The inherent narcissism of the enterprise can get airless, despite the author’s constant apologies for it to the reader. Carr might have included fewer flattering observations from ex-lovers and colleagues, even if he doesn't hesitate to include every damning detail too. His recounting of days-long benders and betraying lovers and colleagues can veer into braggadoccio: "The best intentions frequently met their match around me"; "We were men who had ruined or nearly ruined the lives of every woman we had ever hooked up with.” He also might have included fewer extracts from his old columns, which along with police and medical reports can feel like padding, or have curbed his penchant for snappy chapter titles.
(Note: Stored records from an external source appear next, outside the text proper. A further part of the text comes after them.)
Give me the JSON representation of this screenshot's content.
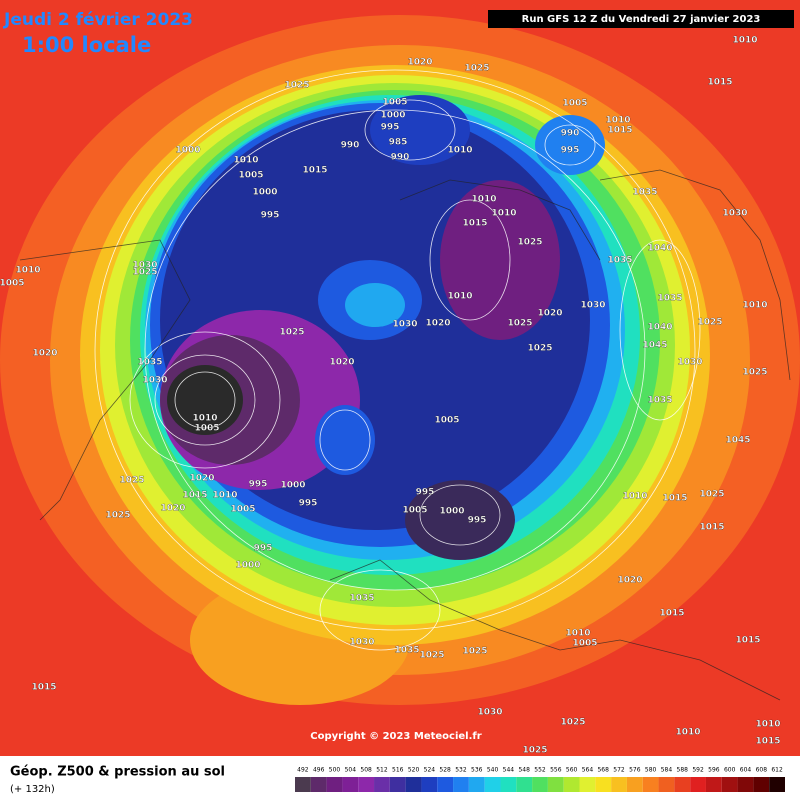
{
  "header": {
    "date": "Jeudi 2 février 2023",
    "time": "1:00 locale",
    "run": "Run GFS 12 Z du Vendredi 27 janvier 2023"
  },
  "footer": {
    "title": "Géop. Z500 & pression au sol",
    "lead": "(+ 132h)",
    "copyright": "Copyright © 2023 Meteociel.fr"
  },
  "scale": {
    "labels": [
      492,
      496,
      500,
      504,
      508,
      512,
      516,
      520,
      524,
      528,
      532,
      536,
      540,
      544,
      548,
      552,
      556,
      560,
      564,
      568,
      572,
      576,
      580,
      584,
      588,
      592,
      596,
      600,
      604,
      608,
      612
    ],
    "colors": [
      "#4b3a4f",
      "#5e2a6a",
      "#6f1f80",
      "#7e2096",
      "#8d28aa",
      "#6a2fa8",
      "#3f2fa0",
      "#1f2f9a",
      "#1e3ec0",
      "#1e5ae0",
      "#2080f0",
      "#20a8f0",
      "#20d0e8",
      "#20e0c0",
      "#30e090",
      "#50e060",
      "#80e040",
      "#b0e830",
      "#e0f030",
      "#f8e020",
      "#f8c020",
      "#f8a020",
      "#f88020",
      "#f06020",
      "#e84020",
      "#e02020",
      "#c01818",
      "#a01010",
      "#800808",
      "#600000",
      "#200000"
    ]
  },
  "isobars": [
    1010,
    1015,
    1020,
    1025,
    1025,
    1005,
    1000,
    995,
    985,
    990,
    990,
    1010,
    1005,
    1010,
    1015,
    990,
    995,
    1000,
    1010,
    1005,
    1015,
    1000,
    995,
    1035,
    1030,
    1010,
    1010,
    1015,
    1025,
    1040,
    1035,
    1010,
    1005,
    1030,
    1025,
    1010,
    1020,
    1030,
    1035,
    1010,
    1025,
    1030,
    1020,
    1025,
    1025,
    1040,
    1045,
    1025,
    1020,
    1035,
    1020,
    1030,
    1025,
    1030,
    1010,
    1005,
    1005,
    1035,
    1045,
    1020,
    1025,
    995,
    1000,
    1015,
    1010,
    995,
    995,
    1005,
    1000,
    995,
    1005,
    1020,
    1025,
    1010,
    1015,
    1025,
    1015,
    995,
    1000,
    1020,
    1035,
    1015,
    1010,
    1005,
    1030,
    1035,
    1025,
    1025,
    1015,
    1015,
    1030,
    1025,
    1010,
    1010,
    1015,
    1025
  ]
}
But that's carping. As Carr's disturbing relapse at the end of the book demonstrates, the most articulate confessions and advice to others don't necessarily work on oneself. He failed many early treatment programs partly by being the perfect patient, and even when sending a beautifully written anti-alcohol letter to a brother in trouble had gone back to drinking himself. This is a book that everyone who likes getting high a little too much—and everyone close to them—needs to read.